Warum werden nicht alle neuen Medikamente aufgenommen?
Die WHO nimmt nur Medikamente auf, die nachweislich wirksam, sicher und kosteneffektiv sind - und die eine große öffentliche Gesundheitsrelevanz haben. Neue, teure Wirkstoffe, wie z. B. bestimmte Krebsmedikamente oder Gen-Therapien, erfüllen oft nicht das Kriterium der Kosten-Nutzen-Analyse. Sie sind zwar innovativ, aber für die meisten Gesundheitssysteme nicht bezahlbar. Die Liste priorisiert also nicht Innovation, sondern Zugänglichkeit. Nur 12 Prozent der neu zugelassenen Medikamente zwischen 2018 und 2022 wurden aufgenommen - im Vergleich zu 35-45 Prozent in den Formularen reicher Länder.
Was bedeutet „WHO-Präqualifizierung“ für Generika?
Die WHO-Präqualifizierung ist eine strenge Prüfung, die sicherstellt, dass ein Generikum die gleiche Qualität, Sicherheit und Wirksamkeit wie das Originalprodukt hat. Dazu gehören Laboranalysen, Bioäquivalenzstudien (80-125 % für die Aufnahme in den Blutkreislauf) und Prüfung der Produktionsbedingungen.

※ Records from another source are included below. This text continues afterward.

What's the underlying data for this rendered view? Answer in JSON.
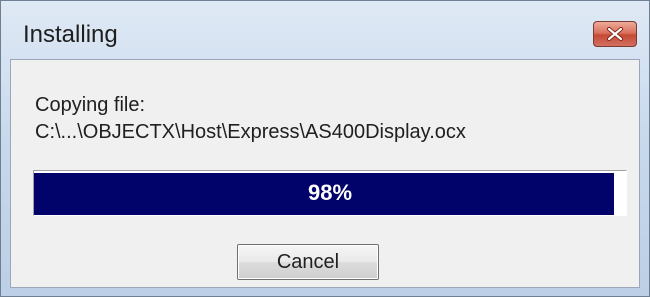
{
  "window": {
    "title": "Installing",
    "close_icon": "close-icon"
  },
  "status": {
    "line1": "Copying file:",
    "line2": "C:\\...\\OBJECTX\\Host\\Express\\AS400Display.ocx"
  },
  "progress": {
    "percent_text": "98%",
    "value": 98,
    "fill_color": "#02026b"
  },
  "buttons": {
    "cancel_label": "Cancel"
  }
}
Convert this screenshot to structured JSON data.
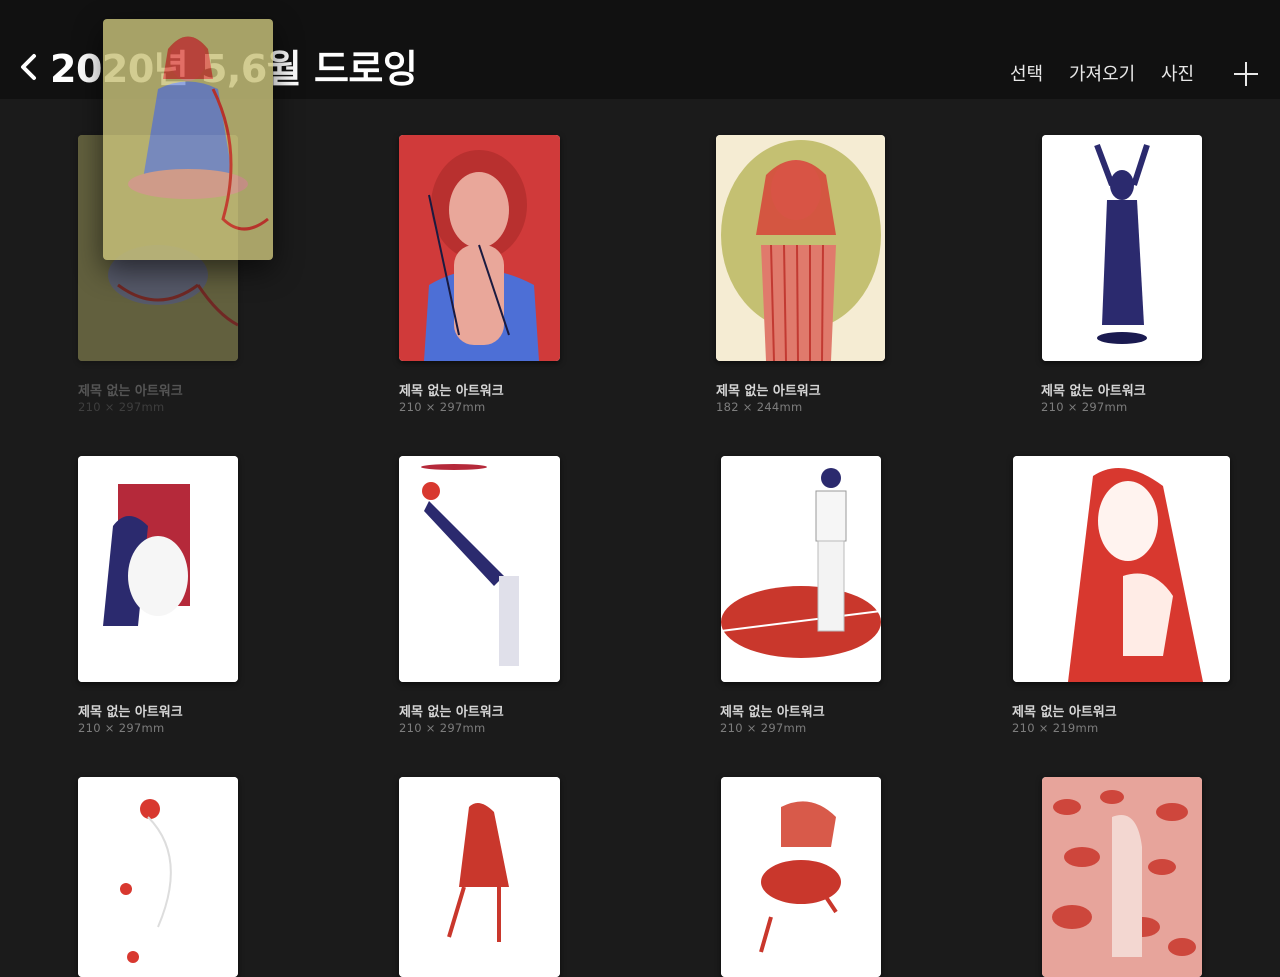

Nur Medikamente mit dieser Zertifizierung dürfen von UN-Organisationen oder globalen Gesundheitsprogrammen beschafft werden. 92 Prozent der generischen Medikamente auf der WHO-Liste sind präqualifiziert.
Warum gibt es so viele Generika bei Antibiotika?
Antibiotika sind die häufigsten Medikamente, die in Gesundheitssystemen mit begrenzten Ressourcen benötigt werden - besonders für Infektionen bei Kindern, bei Verletzungen oder nach Geburten. Sie müssen schnell, billig und zuverlässig verfügbar sein. Viele Antibiotika sind seit Jahrzehnten patentfrei, und ihre Wirkung ist gut dokumentiert. Die WHO hat daher bewusst viele davon aufgenommen, um die Behandlung von Infektionen weltweit zu sichern. 49 Prozent der Liste sind Antibiotika, Antiviren und Antipilzmittel - das ist kein Zufall, sondern eine strategische Entscheidung.
Wie kann man die WHO-Liste in der Praxis nutzen?
Gesundheitsbehörden nutzen sie, um ihre nationalen Medikamentenlisten zu erstellen. Apotheker und Ärzte können sie als Orientierung für die Auswahl der besten und billigsten Behandlungsoptionen nutzen. Krankenhäuser in Entwicklungsländern verwenden sie, um Einkäufe zu planen und Lieferketten zu stärken. Auch in Deutschland können Ärzte, die in internationalen Projekten arbeiten, die Liste als Referenz nutzen, um zu verstehen, welche Medikamente in anderen Regionen als Standard gelten. Die kostenlose WHO-App hilft dabei, die Liste schnell und einfach abzurufen - auch offline.